Deng Hua, Lou Chaofeng, Wu Zengrui, Li Weihua, Liu Guixia, Tang Yun
Shanghai Frontiers Science Center of Optogenetic Techniques for Cell Metabolism, School of Pharmacy, East China University of Science and Technology, Shanghai 200237, China.
iScience. 2022 Aug 17;25(9):104967. doi: 10.1016/j.isci.2022.104967. eCollection 2022 Sep 16.
Accurate and efficient identification of anti-inflammatory peptides (AIPs) is crucial for the treatment of inflammation. Here, we proposed a two-layer stacking ensemble model, AIPStack, to effectively predict AIPs. At first, we constructed a new dataset for model building and validation. Then, peptide sequences were represented by hybrid features, which were fused by two amino acid composition descriptors.

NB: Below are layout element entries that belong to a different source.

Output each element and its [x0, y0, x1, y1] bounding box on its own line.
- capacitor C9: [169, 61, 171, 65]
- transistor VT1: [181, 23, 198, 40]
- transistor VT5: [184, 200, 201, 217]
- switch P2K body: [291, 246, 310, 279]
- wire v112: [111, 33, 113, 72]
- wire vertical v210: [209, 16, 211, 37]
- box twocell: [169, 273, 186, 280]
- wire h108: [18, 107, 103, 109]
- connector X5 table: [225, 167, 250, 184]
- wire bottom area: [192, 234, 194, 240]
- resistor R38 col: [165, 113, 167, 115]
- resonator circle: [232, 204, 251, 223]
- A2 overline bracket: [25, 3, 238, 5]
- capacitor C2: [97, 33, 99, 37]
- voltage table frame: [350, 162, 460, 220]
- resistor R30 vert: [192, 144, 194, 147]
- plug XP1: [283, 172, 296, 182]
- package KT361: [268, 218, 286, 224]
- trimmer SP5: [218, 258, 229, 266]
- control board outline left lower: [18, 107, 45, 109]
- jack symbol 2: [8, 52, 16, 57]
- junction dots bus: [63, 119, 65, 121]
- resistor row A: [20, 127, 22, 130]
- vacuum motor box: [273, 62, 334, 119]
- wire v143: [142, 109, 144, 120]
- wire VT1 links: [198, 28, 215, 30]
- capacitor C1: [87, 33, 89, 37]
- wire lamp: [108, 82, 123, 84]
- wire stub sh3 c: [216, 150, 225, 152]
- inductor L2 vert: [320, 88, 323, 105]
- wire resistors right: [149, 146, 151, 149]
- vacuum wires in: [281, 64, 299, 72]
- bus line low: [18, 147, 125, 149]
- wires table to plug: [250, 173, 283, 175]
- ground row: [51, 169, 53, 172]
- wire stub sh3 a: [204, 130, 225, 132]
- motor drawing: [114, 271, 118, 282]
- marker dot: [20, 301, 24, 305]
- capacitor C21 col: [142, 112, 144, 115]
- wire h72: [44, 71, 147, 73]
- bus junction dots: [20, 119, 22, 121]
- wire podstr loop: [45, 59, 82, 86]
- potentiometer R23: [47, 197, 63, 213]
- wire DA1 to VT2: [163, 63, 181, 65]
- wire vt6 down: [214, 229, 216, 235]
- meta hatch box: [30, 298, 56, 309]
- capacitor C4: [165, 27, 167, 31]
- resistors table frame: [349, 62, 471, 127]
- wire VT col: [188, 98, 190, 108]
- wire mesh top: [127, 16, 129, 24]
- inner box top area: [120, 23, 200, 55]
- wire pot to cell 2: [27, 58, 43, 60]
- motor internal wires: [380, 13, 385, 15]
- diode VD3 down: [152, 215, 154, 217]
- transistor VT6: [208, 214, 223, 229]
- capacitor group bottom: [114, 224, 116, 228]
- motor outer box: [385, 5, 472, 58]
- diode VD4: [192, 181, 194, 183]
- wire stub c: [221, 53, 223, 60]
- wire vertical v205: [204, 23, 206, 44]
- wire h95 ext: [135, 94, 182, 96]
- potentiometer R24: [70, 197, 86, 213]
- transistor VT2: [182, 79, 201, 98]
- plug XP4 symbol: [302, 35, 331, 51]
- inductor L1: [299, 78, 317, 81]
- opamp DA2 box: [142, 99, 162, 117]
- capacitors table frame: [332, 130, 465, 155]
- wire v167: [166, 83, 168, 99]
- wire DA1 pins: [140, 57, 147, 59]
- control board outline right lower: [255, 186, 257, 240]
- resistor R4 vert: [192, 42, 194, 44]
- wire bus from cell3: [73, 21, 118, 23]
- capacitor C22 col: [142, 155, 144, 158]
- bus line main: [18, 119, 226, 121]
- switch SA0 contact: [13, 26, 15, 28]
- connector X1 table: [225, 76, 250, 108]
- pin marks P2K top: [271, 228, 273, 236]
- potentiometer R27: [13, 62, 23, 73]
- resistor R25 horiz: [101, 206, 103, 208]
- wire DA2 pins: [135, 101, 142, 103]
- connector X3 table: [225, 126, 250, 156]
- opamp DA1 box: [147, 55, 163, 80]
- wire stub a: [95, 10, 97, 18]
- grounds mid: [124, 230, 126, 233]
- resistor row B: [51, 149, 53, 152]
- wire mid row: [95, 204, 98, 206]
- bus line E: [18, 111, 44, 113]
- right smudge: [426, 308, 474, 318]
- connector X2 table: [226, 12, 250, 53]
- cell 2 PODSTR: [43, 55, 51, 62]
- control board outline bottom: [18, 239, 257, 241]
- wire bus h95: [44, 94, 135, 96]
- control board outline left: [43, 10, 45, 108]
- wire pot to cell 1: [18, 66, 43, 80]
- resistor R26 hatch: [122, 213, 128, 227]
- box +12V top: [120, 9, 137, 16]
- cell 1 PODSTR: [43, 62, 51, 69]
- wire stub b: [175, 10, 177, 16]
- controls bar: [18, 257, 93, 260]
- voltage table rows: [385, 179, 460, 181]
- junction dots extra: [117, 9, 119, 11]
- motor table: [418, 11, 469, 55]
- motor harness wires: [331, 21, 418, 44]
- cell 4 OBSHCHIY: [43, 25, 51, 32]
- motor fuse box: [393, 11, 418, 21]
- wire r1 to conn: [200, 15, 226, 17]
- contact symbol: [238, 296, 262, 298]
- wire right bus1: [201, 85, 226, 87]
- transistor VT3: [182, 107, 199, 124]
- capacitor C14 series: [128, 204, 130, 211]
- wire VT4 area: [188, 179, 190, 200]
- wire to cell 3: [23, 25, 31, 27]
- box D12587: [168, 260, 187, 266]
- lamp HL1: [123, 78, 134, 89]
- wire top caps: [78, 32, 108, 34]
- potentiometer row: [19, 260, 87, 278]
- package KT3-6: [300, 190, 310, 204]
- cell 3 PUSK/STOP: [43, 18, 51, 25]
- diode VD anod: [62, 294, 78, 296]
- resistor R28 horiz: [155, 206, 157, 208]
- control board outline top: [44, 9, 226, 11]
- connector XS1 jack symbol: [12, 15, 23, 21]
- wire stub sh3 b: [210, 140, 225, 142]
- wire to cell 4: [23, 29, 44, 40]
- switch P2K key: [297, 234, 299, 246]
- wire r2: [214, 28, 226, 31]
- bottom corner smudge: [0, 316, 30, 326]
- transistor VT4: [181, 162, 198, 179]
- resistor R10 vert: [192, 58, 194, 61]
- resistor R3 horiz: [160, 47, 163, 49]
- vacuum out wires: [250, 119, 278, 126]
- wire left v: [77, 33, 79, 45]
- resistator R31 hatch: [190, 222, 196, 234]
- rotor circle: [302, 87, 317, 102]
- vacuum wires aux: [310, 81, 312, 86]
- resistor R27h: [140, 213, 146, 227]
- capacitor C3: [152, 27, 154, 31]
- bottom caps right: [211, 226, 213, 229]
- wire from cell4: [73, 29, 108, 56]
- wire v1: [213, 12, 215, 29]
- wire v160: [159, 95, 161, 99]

Next, the stacking ensemble model was constructed by random forest and extremely randomized tree as the base-classifiers and logistic regression as the meta-classifier to receive the outputs from the base-classifiers. AIPStack achieved an AUC of 0.819, accuracy of 0.755, and MCC of 0.510 on the independent set 3, which were higher than other AIP predictors. Furthermore, the essential sequence features were highlighted by the Shapley Additive exPlanation (SHAP) method. It is anticipated that AIPStack could be used for AIP prediction in a high-throughput manner and facilitate the hypothesis-driven experimental design.
准确高效地识别抗炎肽(AIPs)对于炎症治疗至关重要。在此,我们提出了一种两层堆叠集成模型AIPStack,以有效预测AIPs。首先,我们构建了一个用于模型构建和验证的新数据集。然后,肽序列由混合特征表示,这些特征由两个氨基酸组成描述符融合而成。接下来,通过随机森林和极端随机树作为基分类器以及逻辑回归作为元分类器构建堆叠集成模型,以接收基分类器的输出。AIPStack在独立集3上实现了0.819的AUC、0.755的准确率和0.510的MCC,高于其他AIP预测器。此外,通过Shapley值加法解释(SHAP)方法突出了关键序列特征。预计AIPStack可用于高通量的AIP预测,并促进假设驱动的实验设计。